Hola, vicdark..., sabes hoy encontré que se puede decir ductos simplemente, pero ya había hecho toda la traducción, pero seguí el consejo y utilicé gaseoductos y oleoductos.


----------



## Mxx

Yo no diría confiabilidad, diría Integración.

Corpos AD -Un nuevo software para la integración de tuberías de distribución


----------



## projectguy

Pipelines are used for the long-distance transport of oil, gas, minerals. Oleoducto, gasoducto and mineroducto are specific types of pipelines. More generally, "pipeline" is being increasingly tranlated as "tuberia de transporte". You can Google these words together with ASME B31 and get a lot of hits. 
Integrity of pipelines is concerned largely with the reliability of containment (leak detection).
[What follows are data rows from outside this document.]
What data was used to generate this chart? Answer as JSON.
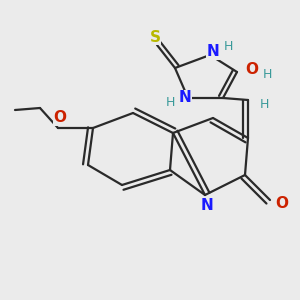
{
  "bg": "#ebebeb",
  "bc": "#2a2a2a",
  "lw": 1.6,
  "doff": 0.018,
  "colors": {
    "S": "#b8b800",
    "N": "#1a1aff",
    "O": "#cc2200",
    "H": "#3a9a9a",
    "C": "#2a2a2a"
  },
  "figsize": [
    3.0,
    3.0
  ],
  "dpi": 100,
  "xlim": [
    0,
    300
  ],
  "ylim": [
    0,
    300
  ]
}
Confiabilidad is therefore a better bet than integridad or integracion.


----------



## Mxx

I think is talking about the software, and how is  this software going to work with the pipelines, therefore "Integracion" should be better, cause in software development you integrate all software with the rest of systems involved.


----------



## jua

*CORPOS AD-A NEW SOFTWARE FOR PIPELINE INTEGRITY.*
Hola, amigo, me parece que hay un error, creo que se refiere a esto: Corpos add a new...
Gorpos agregó un nuevo software para la integridad de la cañería.


----------



## jägemaister

*To Projectguy:*

I like the translation "tubería de transporte", I know it is translated as well as "Ductos". Thanks for confirm my doubt, because "ductos" sounds o.k. but I kind of like better Tuberia de transporte.
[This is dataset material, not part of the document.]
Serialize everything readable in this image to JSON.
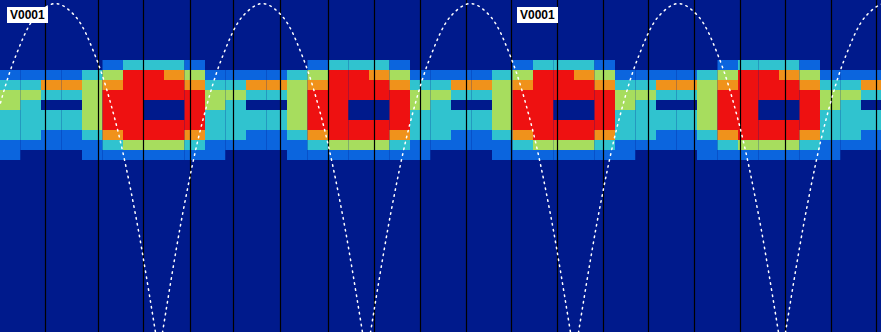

About the integrity, you are right Confiabilidad sounds better, however I used "Integridad" which is also similar but in this case it referes to the "integridad" as a structure of the pipeline so "confiabilidad" sounds more like if we should trust or not, goes a bit beyond than structure of the pipeline. Anyway both are O.k.  but in this case I decided as well not to go so different with the translated word from English to Spanish. 

*To MXX:*
well yes it is a software, but the software will study the  " integrity" of the pipeline if we can relay on it or not in case there would be corrosion. Therefore I can not use "integrado" because the software is not integrated to the pipeline or to a programm.  It just takes parameters from different measurements and inspections and makes calculations to know if the pipeline is in good shape.  But thanks for the comment, it made me think what it does really the programm = )....

*To Jua:*

¡¡Viejo!! "Corpos-Ad" es el nombre del programa. No hay un error. Y no es una cañería, es una tubería. Pero gracias de todas maneras.


----------